Arretons, tu veux bien. Ce demi silence, cette éspèce de comédie mal jouée ne nous menera à rien. Ca ne s'est pas passé comme dans nos rêves et peut-être que ca vaut mieux apres tout. Nous aurons un poids en moins sur la conscience. Et qui sait ce que le temps nous réserve, nous nous retrouverons peut-être... Mais dans une autre histoire.


 

Démerde toi avec les noyaux...

le 05/10/2008 à 19h37

  


On a tous eu peur à un moment ou à un autre de vieillir. Et puis l'instant suivant on se dit qu'il faudrait aller plus vite pour voir les choses évoluer. En fait on a juste besoin de se sentir vivre. On voudrait exister, ne serait-ce qu'à travers le regard de quelqu'un qui nous aime, ou à travers ses mots. On se sent si souvent seul, si souvent inutil, alors la moindre étincelle peut nous rendre un peu plus fort.
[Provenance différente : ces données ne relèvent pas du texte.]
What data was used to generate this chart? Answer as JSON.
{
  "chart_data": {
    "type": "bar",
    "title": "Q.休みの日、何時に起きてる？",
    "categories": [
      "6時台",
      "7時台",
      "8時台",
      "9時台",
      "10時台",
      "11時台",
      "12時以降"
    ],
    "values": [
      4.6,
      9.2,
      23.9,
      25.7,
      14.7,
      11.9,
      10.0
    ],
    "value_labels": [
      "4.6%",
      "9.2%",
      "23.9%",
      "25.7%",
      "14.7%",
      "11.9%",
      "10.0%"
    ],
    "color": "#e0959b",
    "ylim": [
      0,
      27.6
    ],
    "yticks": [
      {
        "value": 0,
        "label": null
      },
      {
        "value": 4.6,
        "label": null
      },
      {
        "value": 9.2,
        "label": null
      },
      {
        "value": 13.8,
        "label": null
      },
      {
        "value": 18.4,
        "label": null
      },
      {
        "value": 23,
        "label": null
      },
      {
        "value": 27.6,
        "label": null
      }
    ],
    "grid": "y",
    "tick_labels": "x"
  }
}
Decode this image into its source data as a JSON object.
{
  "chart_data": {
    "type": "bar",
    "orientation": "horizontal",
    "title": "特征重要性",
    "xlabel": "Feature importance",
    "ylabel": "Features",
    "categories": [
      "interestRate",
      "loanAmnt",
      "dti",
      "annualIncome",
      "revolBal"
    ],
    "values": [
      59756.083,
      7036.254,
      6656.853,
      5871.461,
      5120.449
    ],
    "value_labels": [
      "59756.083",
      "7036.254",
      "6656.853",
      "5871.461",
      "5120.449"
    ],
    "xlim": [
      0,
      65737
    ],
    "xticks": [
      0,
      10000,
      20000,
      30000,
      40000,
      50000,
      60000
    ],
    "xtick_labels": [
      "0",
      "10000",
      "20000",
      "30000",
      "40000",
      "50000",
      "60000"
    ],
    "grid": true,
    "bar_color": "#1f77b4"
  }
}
Se dire que si on est là ce n'est pas pour rien, qu'il y a toujours quelqu'un qui pense a nous de temps en temps et qui est capable de nous redonner un peu d'espoir. Parce que c'est le pire quand tu ne crois plus en toi, quand tu ne trouves plus une seule lueur dans tes yeux, une seule raison de te lever le matin. C'est fou cette idée que l'on dépend à ce point des autres. A croire qu'un Homme seul n'est plus un Homme, qu'un Homme seul est un Homme mort. alors j'ai besoin de m'accrocher a certains mots, à certains geste, de les garder en mémoire si jamais un jour je me sens loin de tout. Les frontières sont si minces  et il est si facile de sombrer. Il faut savoir être seul mais ne jamais connaître la solitude.